The Art of Understanding

While a student at MIT, Ronald H. Cordover SB ’64, SM ’65, PhD ’67, an electrical engineer by degree and a lover of science and technology by nature, came to understand the power of art to communicate big ideas to the world.

Ron—who with his wife, Barbara, has given generously to the Institute, including important support for the MIT Museum—shares two relevant anecdotes from his student days. In one, he was a freshman thrilled by the work of M.C. Escher during the artist’s 1960 visit to MIT. As Ron recalls, Escher’s intricate, mathematically inspired designs generated “an amazingly sympathetic appreciation for graphic art, and the way in which it could help present scientific thought.” The Dutch artist would go on to be a meaningful presence in the Cordovers’ life. After acquiring a number of Escher’s pieces, the couple built a wide-ranging art collection from which they regularly lend works to exhibitions around the world.

In the other reminiscence, Ron describes an educational “aha” moment from his time as a PhD candidate researching atomic spectra under the late visionary physicist Charles H. Townes. Addressing a particularly complex concept, Townes sketched a “beautiful” drawing of the atomic phenomena rather than using words or formulas. This reinforced for Ron the notion “that artistic visualization can be a critically useful element for processing information.”
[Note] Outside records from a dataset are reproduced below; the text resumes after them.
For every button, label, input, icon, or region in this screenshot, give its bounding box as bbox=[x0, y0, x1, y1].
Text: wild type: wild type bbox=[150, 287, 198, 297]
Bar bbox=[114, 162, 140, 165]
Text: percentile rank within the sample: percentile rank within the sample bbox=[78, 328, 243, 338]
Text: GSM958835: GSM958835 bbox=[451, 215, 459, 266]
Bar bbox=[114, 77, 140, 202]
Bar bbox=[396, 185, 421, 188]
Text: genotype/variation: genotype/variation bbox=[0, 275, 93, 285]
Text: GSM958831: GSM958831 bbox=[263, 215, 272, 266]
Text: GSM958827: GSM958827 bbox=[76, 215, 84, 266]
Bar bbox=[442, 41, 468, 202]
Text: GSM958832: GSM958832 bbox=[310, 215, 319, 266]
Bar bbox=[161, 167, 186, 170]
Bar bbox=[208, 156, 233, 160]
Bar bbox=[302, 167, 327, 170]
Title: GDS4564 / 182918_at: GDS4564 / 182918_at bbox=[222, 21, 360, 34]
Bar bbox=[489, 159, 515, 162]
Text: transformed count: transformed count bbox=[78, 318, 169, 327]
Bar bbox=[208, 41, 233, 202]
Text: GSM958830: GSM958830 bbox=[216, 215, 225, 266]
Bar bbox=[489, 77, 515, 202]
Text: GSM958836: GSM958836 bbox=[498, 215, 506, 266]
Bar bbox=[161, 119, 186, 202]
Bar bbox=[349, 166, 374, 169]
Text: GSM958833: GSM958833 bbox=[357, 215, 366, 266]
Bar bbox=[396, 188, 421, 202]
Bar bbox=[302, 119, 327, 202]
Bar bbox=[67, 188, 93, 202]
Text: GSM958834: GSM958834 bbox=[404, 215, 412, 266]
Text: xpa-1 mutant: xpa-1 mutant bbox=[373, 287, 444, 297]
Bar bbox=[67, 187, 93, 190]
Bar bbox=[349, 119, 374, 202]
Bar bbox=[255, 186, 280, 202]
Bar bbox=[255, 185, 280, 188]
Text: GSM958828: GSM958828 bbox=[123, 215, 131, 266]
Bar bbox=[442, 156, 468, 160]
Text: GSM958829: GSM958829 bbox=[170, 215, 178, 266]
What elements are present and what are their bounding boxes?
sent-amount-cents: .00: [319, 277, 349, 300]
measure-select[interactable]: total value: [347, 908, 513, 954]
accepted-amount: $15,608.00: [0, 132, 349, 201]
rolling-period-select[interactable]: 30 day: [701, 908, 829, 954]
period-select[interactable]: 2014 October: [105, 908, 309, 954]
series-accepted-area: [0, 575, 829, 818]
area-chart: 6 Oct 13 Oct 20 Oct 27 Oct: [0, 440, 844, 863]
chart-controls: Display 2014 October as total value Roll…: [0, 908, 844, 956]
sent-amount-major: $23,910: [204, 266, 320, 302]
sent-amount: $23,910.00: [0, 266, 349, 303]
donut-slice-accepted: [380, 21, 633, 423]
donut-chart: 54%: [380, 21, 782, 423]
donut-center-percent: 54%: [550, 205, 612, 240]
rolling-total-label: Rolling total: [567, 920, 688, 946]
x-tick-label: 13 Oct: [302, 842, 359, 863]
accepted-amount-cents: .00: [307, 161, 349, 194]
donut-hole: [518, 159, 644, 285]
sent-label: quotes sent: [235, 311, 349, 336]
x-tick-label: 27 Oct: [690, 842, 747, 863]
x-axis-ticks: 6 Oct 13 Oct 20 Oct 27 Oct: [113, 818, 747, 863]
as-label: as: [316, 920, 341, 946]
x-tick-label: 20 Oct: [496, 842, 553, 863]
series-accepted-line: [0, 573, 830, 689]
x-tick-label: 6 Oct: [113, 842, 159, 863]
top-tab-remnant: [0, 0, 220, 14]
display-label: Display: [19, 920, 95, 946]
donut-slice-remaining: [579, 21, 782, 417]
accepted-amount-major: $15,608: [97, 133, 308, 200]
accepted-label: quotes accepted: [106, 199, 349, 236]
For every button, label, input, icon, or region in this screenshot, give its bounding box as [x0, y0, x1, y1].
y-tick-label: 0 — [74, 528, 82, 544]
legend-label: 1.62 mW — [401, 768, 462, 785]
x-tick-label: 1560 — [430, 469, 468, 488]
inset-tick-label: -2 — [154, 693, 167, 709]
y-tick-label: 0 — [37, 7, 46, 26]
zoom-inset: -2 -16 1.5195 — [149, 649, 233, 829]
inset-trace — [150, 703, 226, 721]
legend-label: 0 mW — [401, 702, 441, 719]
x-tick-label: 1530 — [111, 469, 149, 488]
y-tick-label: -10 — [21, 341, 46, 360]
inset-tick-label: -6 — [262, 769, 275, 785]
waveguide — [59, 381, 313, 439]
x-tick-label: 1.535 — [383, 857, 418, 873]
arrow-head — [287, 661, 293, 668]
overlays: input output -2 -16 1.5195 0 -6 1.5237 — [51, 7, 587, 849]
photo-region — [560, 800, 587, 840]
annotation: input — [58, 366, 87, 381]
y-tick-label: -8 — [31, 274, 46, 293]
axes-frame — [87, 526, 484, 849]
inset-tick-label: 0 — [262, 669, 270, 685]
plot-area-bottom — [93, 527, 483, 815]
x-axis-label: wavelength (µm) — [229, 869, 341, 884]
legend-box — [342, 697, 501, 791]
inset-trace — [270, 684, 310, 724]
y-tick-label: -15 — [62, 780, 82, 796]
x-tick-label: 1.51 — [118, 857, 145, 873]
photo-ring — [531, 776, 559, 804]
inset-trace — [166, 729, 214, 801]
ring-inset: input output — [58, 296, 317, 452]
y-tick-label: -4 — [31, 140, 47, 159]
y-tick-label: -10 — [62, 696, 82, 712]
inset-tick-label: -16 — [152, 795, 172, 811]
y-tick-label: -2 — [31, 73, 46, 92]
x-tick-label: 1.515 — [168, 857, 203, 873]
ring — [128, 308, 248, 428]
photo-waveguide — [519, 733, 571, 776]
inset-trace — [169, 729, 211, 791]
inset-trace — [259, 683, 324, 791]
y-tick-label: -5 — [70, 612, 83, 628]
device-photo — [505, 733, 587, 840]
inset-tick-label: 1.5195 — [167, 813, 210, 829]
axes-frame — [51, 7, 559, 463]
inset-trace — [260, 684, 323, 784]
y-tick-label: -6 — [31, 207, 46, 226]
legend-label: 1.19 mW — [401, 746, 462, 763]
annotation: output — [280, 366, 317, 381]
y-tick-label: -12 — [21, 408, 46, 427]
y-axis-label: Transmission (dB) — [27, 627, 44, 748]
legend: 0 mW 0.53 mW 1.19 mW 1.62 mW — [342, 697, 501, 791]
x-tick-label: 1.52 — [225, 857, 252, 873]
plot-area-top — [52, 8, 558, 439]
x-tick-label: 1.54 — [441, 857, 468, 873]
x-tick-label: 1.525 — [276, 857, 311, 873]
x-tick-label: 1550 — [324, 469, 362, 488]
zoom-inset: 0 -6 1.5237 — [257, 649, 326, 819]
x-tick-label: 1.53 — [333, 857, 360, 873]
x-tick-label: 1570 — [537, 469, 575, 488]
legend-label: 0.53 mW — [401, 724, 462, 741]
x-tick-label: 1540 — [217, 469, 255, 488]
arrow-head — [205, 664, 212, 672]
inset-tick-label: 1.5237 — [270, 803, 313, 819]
These examples are just two of many, Ron notes, that illustrate how championing the integration of science and art came to be “a kind of purpose” for him and Barbara. Ron is also an overseer at the Museum of Fine Arts, Boston, where he and Barbara sponsored an exhibition of a unique 17th-century Flemish cabinet painting that celebrates the moment when science began to replace ancient dogma as the methodology to understand our universe. Additionally, they have provided important support for Science Gallery International, a worldwide network of university-based exhibition centers that aims to excite young people about the intersection of science and art.

Ron and Barbara believe strongly in art as a vehicle for broadening the experiences of students and happily acknowledge that, more than ever, creative activity is flourishing at MIT. To help encourage this development, they established an arts-focused MIT scholarship fund in the 1990s, and are longtime supporters of both the MIT Council for the Arts and the MIT Museum. The latter, Barbara remarks, has continued to perfect its mission, and is a “very special place.”

As the museum prepares to move from its current location to a custom-built space in the heart of Kendall Square, part of MIT’s expansion and reimagining of the neighborhood, the Cordovers have given a significant gift to contribute to the facility’s next chapter. Excited that the museum is poised to become a major presence in the new gateway to MIT’s campus, the couple hope that their gift will enhance what they view as the museum’s principal purpose—“to present complex and critically important research in a way that is inspirational for the students and faculty doing the work, and to make it accessible to the public at large.”

Barbara, who has a background in fine art and education, notes that in directing their support, she and Ron considered a number of worthy people and projects at MIT but decided that the museum could best realize the spirit of their gift. Ron offers that “if the MIT Museum, in its presence in Kendall Square, can be a beacon to communicate the aesthetic beauty and the inherent relevance of science, it would make us very happy for all who would benefit.”